Is The Odyssey possible? It’s been a question that has been bugging me for some time. Okay, I’ve made it this far, on the surface it looks like I’m doing quite well: with 183 countries in the bag and just 17 left to go, you would think I’d be relaxing in to the final stretch of this mad quest. But I can’t emphasise this enough: I still have NO idea how on Earth I’m going to get to the twelve Pacific Island states that lay ahead. They are all thousands of miles from each other and the Pacific, despite the name, is anything but Magellan’s ‘calm sea’: storm surges created off the coast of Russia roll on for days uninterrupted until they create waves in the South Seas that would make short work of that wooden Pirogue that took me to Cape Verde. A lift on a yacht would cost more than I’ve spent getting to every country so far (seriously).
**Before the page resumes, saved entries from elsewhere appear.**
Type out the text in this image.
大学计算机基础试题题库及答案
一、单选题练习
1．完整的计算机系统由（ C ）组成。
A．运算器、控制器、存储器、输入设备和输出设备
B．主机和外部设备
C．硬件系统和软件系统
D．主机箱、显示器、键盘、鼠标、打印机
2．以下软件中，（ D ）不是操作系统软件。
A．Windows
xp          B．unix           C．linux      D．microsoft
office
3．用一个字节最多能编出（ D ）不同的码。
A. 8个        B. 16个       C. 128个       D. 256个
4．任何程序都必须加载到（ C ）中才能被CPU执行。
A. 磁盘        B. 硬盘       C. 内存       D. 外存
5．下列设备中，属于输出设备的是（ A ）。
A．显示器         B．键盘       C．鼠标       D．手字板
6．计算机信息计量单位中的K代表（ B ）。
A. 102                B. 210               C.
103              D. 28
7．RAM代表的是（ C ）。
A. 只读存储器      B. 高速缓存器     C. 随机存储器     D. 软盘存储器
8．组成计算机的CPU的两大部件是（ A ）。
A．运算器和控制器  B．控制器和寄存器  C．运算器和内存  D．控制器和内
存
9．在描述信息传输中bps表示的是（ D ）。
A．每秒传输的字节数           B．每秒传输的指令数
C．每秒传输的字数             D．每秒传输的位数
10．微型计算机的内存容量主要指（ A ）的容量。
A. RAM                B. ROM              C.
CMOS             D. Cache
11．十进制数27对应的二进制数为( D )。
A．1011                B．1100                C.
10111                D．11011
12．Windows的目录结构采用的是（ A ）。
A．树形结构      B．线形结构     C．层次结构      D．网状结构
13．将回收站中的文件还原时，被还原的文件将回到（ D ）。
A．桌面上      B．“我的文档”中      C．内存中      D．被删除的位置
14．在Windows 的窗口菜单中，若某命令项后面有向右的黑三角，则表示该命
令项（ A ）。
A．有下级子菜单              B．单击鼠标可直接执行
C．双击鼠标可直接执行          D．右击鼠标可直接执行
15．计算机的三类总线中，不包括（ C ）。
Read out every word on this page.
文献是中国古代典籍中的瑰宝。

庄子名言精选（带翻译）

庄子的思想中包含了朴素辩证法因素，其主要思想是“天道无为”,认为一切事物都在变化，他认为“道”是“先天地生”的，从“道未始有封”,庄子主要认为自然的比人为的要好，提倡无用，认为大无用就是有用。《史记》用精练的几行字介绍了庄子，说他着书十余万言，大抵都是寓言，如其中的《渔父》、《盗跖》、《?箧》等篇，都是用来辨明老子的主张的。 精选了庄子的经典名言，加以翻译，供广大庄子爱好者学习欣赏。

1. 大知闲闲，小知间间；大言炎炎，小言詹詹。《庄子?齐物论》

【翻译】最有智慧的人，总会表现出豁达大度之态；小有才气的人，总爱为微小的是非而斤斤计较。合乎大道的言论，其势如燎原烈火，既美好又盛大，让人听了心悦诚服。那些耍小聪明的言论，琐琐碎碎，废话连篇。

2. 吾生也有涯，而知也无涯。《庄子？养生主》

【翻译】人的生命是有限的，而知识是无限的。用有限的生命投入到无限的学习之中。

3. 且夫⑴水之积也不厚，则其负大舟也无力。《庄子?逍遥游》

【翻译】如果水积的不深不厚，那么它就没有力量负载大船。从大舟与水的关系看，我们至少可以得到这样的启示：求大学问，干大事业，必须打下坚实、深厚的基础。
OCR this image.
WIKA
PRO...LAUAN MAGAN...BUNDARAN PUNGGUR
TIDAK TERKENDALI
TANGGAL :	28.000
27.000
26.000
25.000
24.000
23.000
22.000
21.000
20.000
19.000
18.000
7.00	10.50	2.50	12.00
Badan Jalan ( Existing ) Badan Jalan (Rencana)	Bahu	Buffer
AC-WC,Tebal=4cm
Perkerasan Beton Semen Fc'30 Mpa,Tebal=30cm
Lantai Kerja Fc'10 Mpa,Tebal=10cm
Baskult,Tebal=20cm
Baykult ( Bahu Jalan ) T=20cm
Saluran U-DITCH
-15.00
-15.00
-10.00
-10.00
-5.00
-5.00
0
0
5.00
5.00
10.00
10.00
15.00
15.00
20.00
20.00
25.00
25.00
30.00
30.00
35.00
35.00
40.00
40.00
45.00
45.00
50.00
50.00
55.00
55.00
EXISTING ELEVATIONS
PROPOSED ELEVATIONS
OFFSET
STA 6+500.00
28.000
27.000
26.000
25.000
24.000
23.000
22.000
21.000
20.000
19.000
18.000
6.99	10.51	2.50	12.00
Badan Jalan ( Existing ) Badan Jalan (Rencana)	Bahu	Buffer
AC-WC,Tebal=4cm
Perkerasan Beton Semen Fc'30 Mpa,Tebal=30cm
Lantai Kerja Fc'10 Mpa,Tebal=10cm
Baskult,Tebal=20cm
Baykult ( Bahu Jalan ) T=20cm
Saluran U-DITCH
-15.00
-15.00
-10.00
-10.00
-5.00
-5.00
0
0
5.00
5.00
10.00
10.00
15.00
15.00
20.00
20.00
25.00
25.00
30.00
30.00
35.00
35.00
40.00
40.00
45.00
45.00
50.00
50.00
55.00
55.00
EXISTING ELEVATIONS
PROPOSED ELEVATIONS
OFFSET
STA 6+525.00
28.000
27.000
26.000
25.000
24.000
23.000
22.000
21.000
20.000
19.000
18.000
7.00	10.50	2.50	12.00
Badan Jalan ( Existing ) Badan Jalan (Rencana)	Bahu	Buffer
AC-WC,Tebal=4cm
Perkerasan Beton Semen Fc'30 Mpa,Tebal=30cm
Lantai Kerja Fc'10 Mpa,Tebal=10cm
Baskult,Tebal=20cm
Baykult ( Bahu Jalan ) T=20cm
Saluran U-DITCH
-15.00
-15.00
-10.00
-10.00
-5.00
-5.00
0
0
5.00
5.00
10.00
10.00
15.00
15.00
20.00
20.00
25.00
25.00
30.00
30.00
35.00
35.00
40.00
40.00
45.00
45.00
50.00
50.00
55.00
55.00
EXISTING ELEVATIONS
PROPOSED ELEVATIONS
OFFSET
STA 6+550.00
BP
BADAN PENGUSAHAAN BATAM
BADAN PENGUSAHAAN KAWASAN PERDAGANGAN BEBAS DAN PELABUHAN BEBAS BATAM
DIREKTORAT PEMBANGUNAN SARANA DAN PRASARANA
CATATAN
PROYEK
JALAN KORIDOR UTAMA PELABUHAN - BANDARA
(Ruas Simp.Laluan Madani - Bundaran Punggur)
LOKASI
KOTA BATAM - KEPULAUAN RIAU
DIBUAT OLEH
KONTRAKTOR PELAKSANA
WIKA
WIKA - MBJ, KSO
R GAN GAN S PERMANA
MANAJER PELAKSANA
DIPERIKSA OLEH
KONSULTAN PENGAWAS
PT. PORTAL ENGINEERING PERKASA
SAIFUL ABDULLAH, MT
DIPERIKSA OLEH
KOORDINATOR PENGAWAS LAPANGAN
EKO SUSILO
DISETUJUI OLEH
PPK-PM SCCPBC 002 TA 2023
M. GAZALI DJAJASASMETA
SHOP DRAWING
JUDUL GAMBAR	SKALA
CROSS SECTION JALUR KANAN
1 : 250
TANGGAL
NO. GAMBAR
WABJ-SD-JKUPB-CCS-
Cargo ships service the northern South Pacific islands once every couple of months and Cruise ships only ply the ‘lower’ islands: Vanuatu, Fiji, Tonga and Samoa.
Nauru, Micronesia, Marshall Islands, Kiribati and Tuvalu look as inaccessible as Facebook in China.
Now into this quantum uncertainty has stumbled forth two unlikely heroes: the first of which is good ol’ Alex Zelenjak, an Aussie Odyssey fan since the beginning and the guy who (amongst other things) discovered the ‘back door’ into Taiwan from China as well as the WORKING PELNI FERRY WEBSITE (yes folks, IGNORE YOUR LONELY PLANET – if you want to find out Indonesian Ferry times, go to http://www.pelni.co.id – NOT http://www.pelni.com which hasn’t been working since 2006).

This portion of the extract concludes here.